Dänische Unternehmen kündigten an, ihre Niederlassungen weltweit  für Gäste zu schließen. Danfoss schickt Mitarbeiter, die sich in Gegenden aufgehalten haben, in denen der Virus grassiert, für 14 Tage nach Hause. Und für die Mitarbeiter von Abena – einem internationalen Unternehmen, das Medizin- und Gesundheitsprodukte herstellt mit Stammsitz in Apenrade/Aabenraa – sind es zurzeit anstrengende Arbeitstage, wie der geschäftsführende Direktor Erik Barsøe Bohsen erklärt. Mundschutzmasken, die in China produziert werden, können nicht geliefert werden. Um die Kunden zu bedienen, müssen Lieferanten in anderen Ländern gefunden werden. Die Nachrichtenagentur Ritzau meldet, dass sich der Marktwert der norwegischen Fluggesellschaft Norwegian seit Freitag halbiert hat – obwohl die Fluggesellschaft selbst  von den Folgen der Virusverbreitung nicht betroffen ist.

Europa: 500 Infizierte, 14 Tote

Der Coronavirus ist nach den bisher bekannten Zahlen dem deutschen Robert-Koch-Institut (RKI) zufolge tödlicher als die Grippe. Um wieviel höher die Sterberate sei, sehe man erst nach dem Ende der Epidemie, sagte Institutschef Lothar Wieler am Donnerstag in Berlin. Das RKI ist die leitende Bundesbehörde für Infektionskrankheiten. In mindestens 15 europäischen Ländern gibt es inzwischen Fälle, 14 Tote wurden gezählt bei etwa 500 Infizierten, wie es vom europäischen Zentrum für die Prävention und Kontrolle von Krankheiten (ECDC) hieß.

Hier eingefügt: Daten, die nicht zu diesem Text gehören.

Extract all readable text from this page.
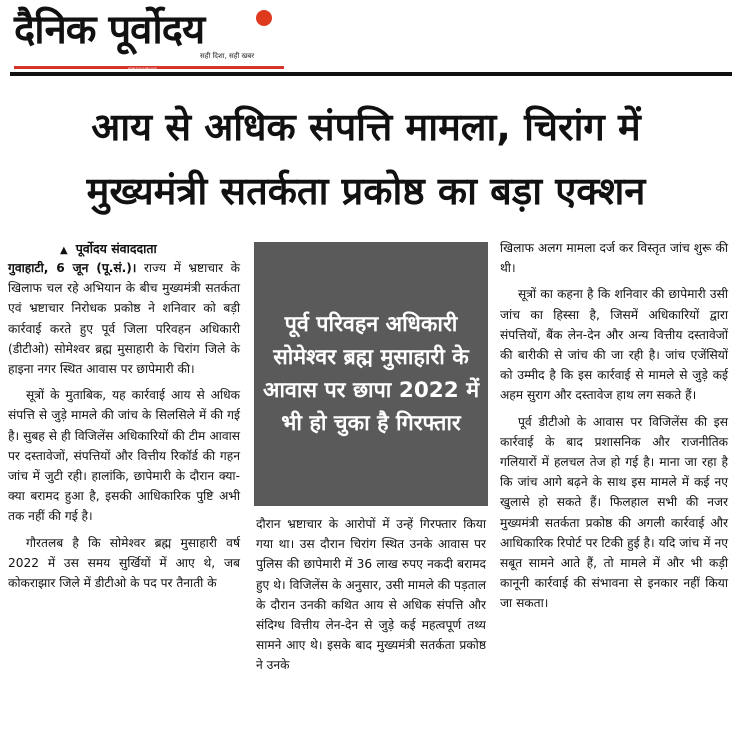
दैनिक पूर्वोदय
सही दिशा, सही खबर
www.purvoday.com
आय से अधिक संपत्ति मामला, चिरांग में
मुख्यमंत्री सतर्कता प्रकोष्ठ का बड़ा एक्शन
▲ पूर्वोदय संवाददाता

गुवाहाटी, 6 जून (पू.सं.)। राज्य में भ्रष्टाचार के खिलाफ चल रहे अभियान के बीच मुख्यमंत्री सतर्कता एवं भ्रष्टाचार निरोधक प्रकोष्ठ ने शनिवार को बड़ी कार्रवाई करते हुए पूर्व जिला परिवहन अधिकारी (डीटीओ) सोमेश्वर ब्रह्म मुसाहारी के चिरांग जिले के हाइना नगर स्थित आवास पर छापेमारी की।

सूत्रों के मुताबिक, यह कार्रवाई आय से अधिक संपत्ति से जुड़े मामले की जांच के सिलसिले में की गई है। सुबह से ही विजिलेंस अधिकारियों की टीम आवास पर दस्तावेजों, संपत्तियों और वित्तीय रिकॉर्ड की गहन जांच में जुटी रही। हालांकि, छापेमारी के दौरान क्या-क्या बरामद हुआ है, इसकी आधिकारिक पुष्टि अभी तक नहीं की गई है।

गौरतलब है कि सोमेश्वर ब्रह्म मुसाहारी वर्ष 2022 में उस समय सुर्खियों में आए थे, जब कोकराझार जिले में डीटीओ के पद पर तैनाती के

पूर्व परिवहन अधिकारी सोमेश्वर ब्रह्म मुसाहारी के आवास पर छापा 2022 में भी हो चुका है गिरफ्तार

दौरान भ्रष्टाचार के आरोपों में उन्हें गिरफ्तार किया गया था। उस दौरान चिरांग स्थित उनके आवास पर पुलिस की छापेमारी में 36 लाख रुपए नकदी बरामद हुए थे। विजिलेंस के अनुसार, उसी मामले की पड़ताल के दौरान उनकी कथित आय से अधिक संपत्ति और संदिग्ध वित्तीय लेन-देन से जुड़े कई महत्वपूर्ण तथ्य सामने आए थे। इसके बाद मुख्यमंत्री सतर्कता प्रकोष्ठ ने उनके

खिलाफ अलग मामला दर्ज कर विस्तृत जांच शुरू की थी।

सूत्रों का कहना है कि शनिवार की छापेमारी उसी जांच का हिस्सा है, जिसमें अधिकारियों द्वारा संपत्तियों, बैंक लेन-देन और अन्य वित्तीय दस्तावेजों की बारीकी से जांच की जा रही है। जांच एजेंसियों को उम्मीद है कि इस कार्रवाई से मामले से जुड़े कई अहम सुराग और दस्तावेज हाथ लग सकते हैं।

पूर्व डीटीओ के आवास पर विजिलेंस की इस कार्रवाई के बाद प्रशासनिक और राजनीतिक गलियारों में हलचल तेज हो गई है। माना जा रहा है कि जांच आगे बढ़ने के साथ इस मामले में कई नए खुलासे हो सकते हैं। फिलहाल सभी की नजर मुख्यमंत्री सतर्कता प्रकोष्ठ की अगली कार्रवाई और आधिकारिक रिपोर्ट पर टिकी हुई है। यदि जांच में नए सबूत सामने आते हैं, तो मामले में और भी कड़ी कानूनी कार्रवाई की संभावना से इनकार नहीं किया जा सकता।
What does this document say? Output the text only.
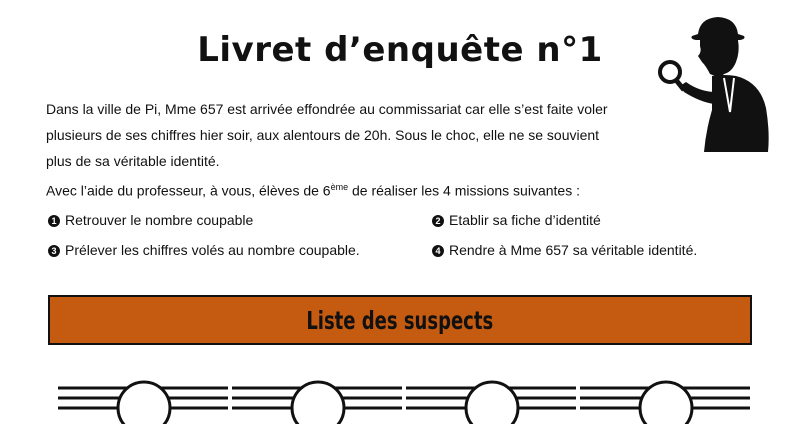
Livret d’enquête n°1

Dans la ville de Pi, Mme 657 est arrivée effondrée au commissariat car elle s’est faite voler

plusieurs de ses chiffres hier soir, aux alentours de 20h. Sous le choc, elle ne se souvient

plus de sa véritable identité.

Avec l’aide du professeur, à vous, élèves de 6ème de réaliser les 4 missions suivantes :

1 Retrouver le nombre coupable	2 Etablir sa fiche d’identité
3 Prélever les chiffres volés au nombre coupable.	4 Rendre à Mme 657 sa véritable identité.
Liste des suspects
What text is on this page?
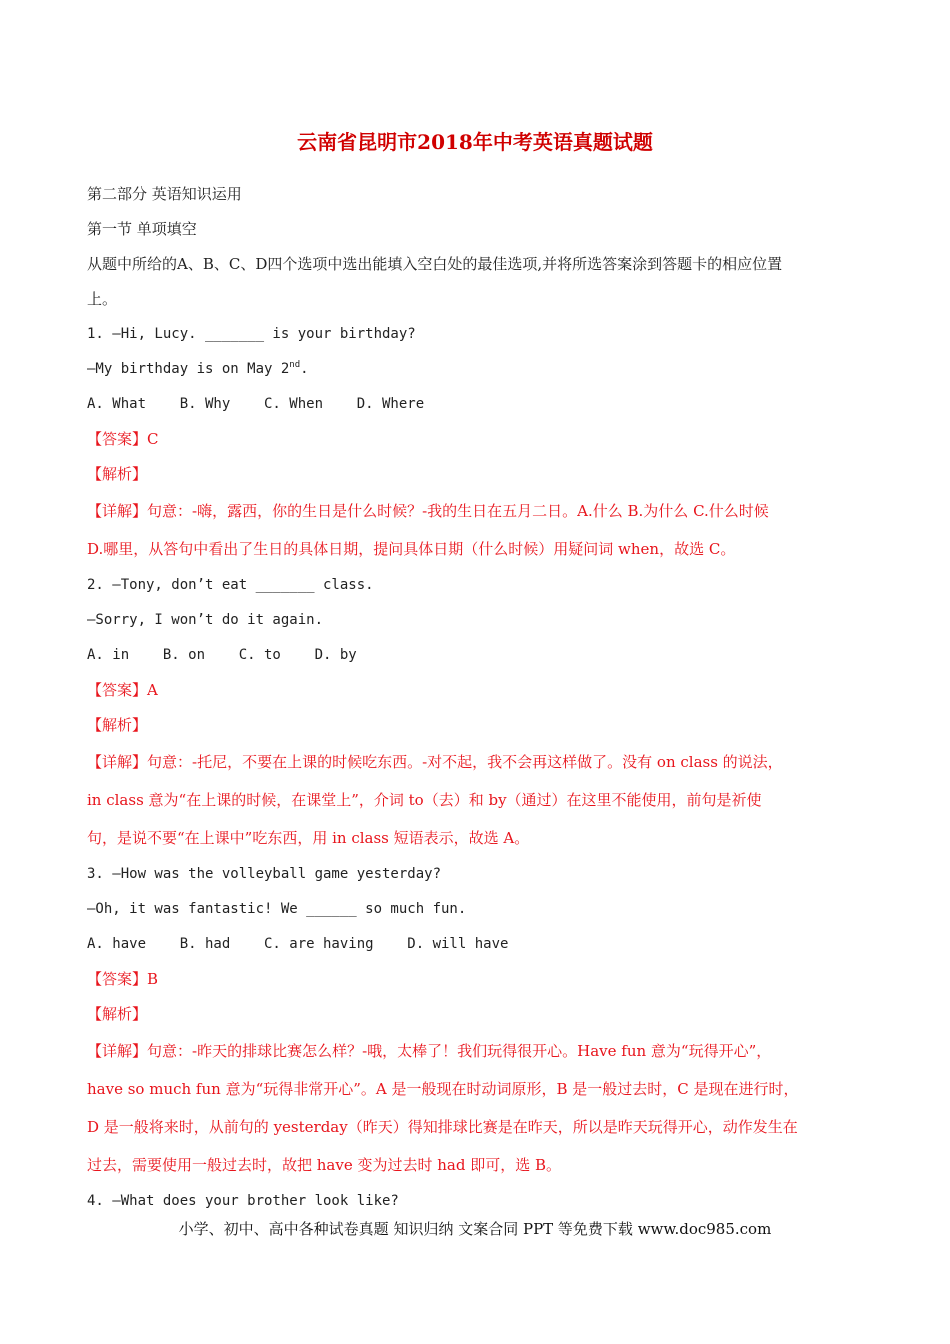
云南省昆明市2018年中考英语真题试题
第二部分 英语知识运用
第一节 单项填空
从题中所给的A、B、C、D四个选项中选出能填入空白处的最佳选项,并将所选答案涂到答题卡的相应位置
上。
1. —Hi, Lucy. _______ is your birthday?
—My birthday is on May 2nd.
A. What    B. Why    C. When    D. Where
【答案】C
【解析】
【详解】句意：-嗨，露西，你的生日是什么时候？-我的生日在五月二日。A.什么 B.为什么 C.什么时候
D.哪里，从答句中看出了生日的具体日期，提问具体日期（什么时候）用疑问词 when，故选 C。
2. —Tony, don’t eat _______ class.
—Sorry, I won’t do it again.
A. in    B. on    C. to    D. by
【答案】A
【解析】
【详解】句意：-托尼，不要在上课的时候吃东西。-对不起，我不会再这样做了。没有 on class 的说法，
in class 意为“在上课的时候，在课堂上”，介词 to（去）和 by（通过）在这里不能使用，前句是祈使
句，是说不要“在上课中”吃东西，用 in class 短语表示，故选 A。
3. —How was the volleyball game yesterday?
—Oh, it was fantastic! We ______ so much fun.
A. have    B. had    C. are having    D. will have
【答案】B
【解析】
【详解】句意：-昨天的排球比赛怎么样？-哦，太棒了！我们玩得很开心。Have fun 意为“玩得开心”，
have so much fun 意为“玩得非常开心”。A 是一般现在时动词原形，B 是一般过去时，C 是现在进行时，
D 是一般将来时，从前句的 yesterday（昨天）得知排球比赛是在昨天，所以是昨天玩得开心，动作发生在
过去，需要使用一般过去时，故把 have 变为过去时 had 即可，选 B。
4. —What does your brother look like?
小学、初中、高中各种试卷真题 知识归纳 文案合同 PPT 等免费下载 www.doc985.com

Bundesgesundheitsminister spricht von „zweiter Phase"

Bundesgesundheitsminister Jens Spahn spricht laut Deutscher Presseagentur von einer möglichen „nächsten Phase“, in der aufgrund der Vielzahl an Personen nicht mehr möglichst alle Kontaktpersonen ermittelt werden können.

RKI-Präsident: Kontrollverlust denkbar

Laut RKI-Präsident Lothar Wieler würden die Maßnahmen gegen die Ausbreitung des Virus so stringent geführt, wie es möglich sei. Die Lage sei noch nicht außer Kontrolle. Der Verlust der Kontrolle sei aber denkbar. Laut tagesschau.de mahnte er im Rahmen einer Pressekonferenz zur Besonnenheit. Wichtig sei es, dass sich jeder an die Schutzmaßnahmen halte.